NEW YORK (TheStreet) - Following on the heels of the record-setting IPO of Chinese e-commerce company Alibaba (BABA) , shares of Dutch e-commerce firm Cnova (CNV) surged 6% on Tuesday after Wall Street sell-side analysts initiated coverage on the stock.
Though Monday, Cnova shares had been up 4% since the company's November IPO. Cnova, which was spun off from its parent Groupe Casino, raised $188 million by pricing 26.8 million shares on Nov. 20 at $7 a share. The stock is listed on the Nasdaq Global Select Market.

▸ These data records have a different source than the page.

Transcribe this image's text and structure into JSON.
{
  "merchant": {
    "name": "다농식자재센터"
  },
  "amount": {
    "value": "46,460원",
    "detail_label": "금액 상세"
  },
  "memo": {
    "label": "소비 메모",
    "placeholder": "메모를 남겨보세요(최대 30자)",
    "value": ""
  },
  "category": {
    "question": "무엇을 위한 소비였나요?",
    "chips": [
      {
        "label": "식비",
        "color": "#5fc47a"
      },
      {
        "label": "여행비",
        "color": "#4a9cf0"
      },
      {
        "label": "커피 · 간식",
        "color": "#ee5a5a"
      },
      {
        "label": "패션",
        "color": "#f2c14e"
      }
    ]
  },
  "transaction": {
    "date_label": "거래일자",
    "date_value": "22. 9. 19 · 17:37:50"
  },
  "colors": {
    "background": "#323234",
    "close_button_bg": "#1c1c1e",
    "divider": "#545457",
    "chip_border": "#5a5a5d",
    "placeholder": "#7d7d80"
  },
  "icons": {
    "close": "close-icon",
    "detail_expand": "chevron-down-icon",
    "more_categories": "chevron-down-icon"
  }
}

Cnova has nearly 13 million active customers through its Cdiscount sites and is a leader in France and the No. 2 e-commerce company in Brazil. The company also operates sites in Colombia, Ecuador, Thailand, Vietnam, Ivory Coast, Senegal and Belgium.
Here's what analysts said in their reports.
Justin Post, Bank of America Merrill Lynch (Buy; $11 PO)
We are constructive on Cnova (CNV), a multi-brand eCommerce company with a strong presence in France (~7% share), Brazil (~17% share), and several emerging markets. Cnova has growing market share, accelerating metrics and revenue growth, and an expanding third party marketplace which should drive gross merchandise volume (GMV) and gross margin expansion, which we view as the most interesting investment positive. We also think Cnova's relationship with its parent and its affiliates creates competitive advantages in purchasing and click and collect fulfillment vs. other companies targeting France and Brazil.
Based on a positive view on Cnova's market position in France and Brazil, we are initiating coverage with a Buy rating and $11 price objective. Our PO is based on 0.9x 2015 EV/Sales and our DCF analysis (which factors in long-term earnings potential), a discount to a global eCommerce comp group (excluding BABA and MercadoLibre (MELI) ) at 1.6x EV/Sales. Lack of significant near-term earnings, a complicated ownership structure, and a complex mix of businesses across geographies may result in an ongoing price-to-sales discount vs peers, but we think the discount is overdone. We think the discount could narrow as Cnova executes against its business plan for accelerating growth and margin expansion, and becomes more investable (only ~6% of shares outstanding currently trade, more likely coming).